Auf die ausserordentliche Absenkung des Brienzersees wird in diesem Winter verzichtet. Sie wäre zur Realisierung von baulichen Uferschutzmassnahmen vorgesehen gewesen. Als Folge der Tests im Frühling 2009 werden die Abflussmenge in der Aare und der Seestand des Thunersees unregelmässig schwanken.
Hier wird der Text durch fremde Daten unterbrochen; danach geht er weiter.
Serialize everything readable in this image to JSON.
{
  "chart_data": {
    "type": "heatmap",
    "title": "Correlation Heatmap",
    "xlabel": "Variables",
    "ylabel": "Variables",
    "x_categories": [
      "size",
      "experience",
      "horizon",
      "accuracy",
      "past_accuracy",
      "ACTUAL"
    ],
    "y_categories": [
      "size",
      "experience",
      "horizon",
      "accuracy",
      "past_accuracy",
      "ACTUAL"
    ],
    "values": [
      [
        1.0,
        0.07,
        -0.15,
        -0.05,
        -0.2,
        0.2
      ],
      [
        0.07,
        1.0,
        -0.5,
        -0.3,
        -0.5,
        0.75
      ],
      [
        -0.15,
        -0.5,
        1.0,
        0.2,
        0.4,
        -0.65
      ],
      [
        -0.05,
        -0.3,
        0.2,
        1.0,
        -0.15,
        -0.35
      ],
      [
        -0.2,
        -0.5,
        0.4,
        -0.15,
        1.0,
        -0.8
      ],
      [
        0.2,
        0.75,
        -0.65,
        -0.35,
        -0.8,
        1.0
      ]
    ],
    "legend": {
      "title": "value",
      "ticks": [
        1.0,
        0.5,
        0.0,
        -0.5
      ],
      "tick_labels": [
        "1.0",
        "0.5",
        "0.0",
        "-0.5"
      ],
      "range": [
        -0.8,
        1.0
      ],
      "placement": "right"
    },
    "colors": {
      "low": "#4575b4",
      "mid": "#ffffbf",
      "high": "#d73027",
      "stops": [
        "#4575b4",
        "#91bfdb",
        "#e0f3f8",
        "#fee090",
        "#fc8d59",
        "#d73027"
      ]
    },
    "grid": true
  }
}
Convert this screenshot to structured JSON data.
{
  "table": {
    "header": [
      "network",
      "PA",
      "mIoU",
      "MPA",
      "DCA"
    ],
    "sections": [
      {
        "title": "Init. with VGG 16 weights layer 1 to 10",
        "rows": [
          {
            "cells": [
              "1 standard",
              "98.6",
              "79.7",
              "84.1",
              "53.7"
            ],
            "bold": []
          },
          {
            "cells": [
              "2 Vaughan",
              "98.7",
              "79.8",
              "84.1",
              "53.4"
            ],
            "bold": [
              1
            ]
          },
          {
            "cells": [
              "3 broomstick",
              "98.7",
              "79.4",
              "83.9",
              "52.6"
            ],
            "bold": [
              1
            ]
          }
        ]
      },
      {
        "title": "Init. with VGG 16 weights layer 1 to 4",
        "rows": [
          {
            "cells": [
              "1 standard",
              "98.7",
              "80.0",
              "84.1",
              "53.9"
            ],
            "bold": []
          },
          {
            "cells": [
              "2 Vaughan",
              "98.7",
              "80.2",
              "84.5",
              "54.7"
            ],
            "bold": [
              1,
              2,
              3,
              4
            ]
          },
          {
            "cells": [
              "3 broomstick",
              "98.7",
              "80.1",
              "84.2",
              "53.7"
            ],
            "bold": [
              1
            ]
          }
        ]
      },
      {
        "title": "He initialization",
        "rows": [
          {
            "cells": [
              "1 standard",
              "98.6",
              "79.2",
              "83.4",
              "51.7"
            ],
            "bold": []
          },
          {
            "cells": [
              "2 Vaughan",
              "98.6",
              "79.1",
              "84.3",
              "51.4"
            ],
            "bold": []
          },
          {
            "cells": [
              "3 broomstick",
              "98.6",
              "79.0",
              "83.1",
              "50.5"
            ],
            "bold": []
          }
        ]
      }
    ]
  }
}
Wie der Kanton mitteilt, würden die Abflussmengen aber in dem für diese Jahreszeit üblichen Bereich liegen.

Dem Hochwasserschutz wird auch während den Tests höchste Priorität beigemessen. «Um den Hochwasserschutz am Thuner- und Brienzersee sowie an der Aare jederzeit zu gewährleisten, wird die Hochwassergefahr unter Beizug einer externen Expertengruppe laufend beurteilt», so der Kanton. Drohe eine Überschwemmung, so werde der Seepegel mithilfe des Hochwasserstollens rechtzeitig gesenkt.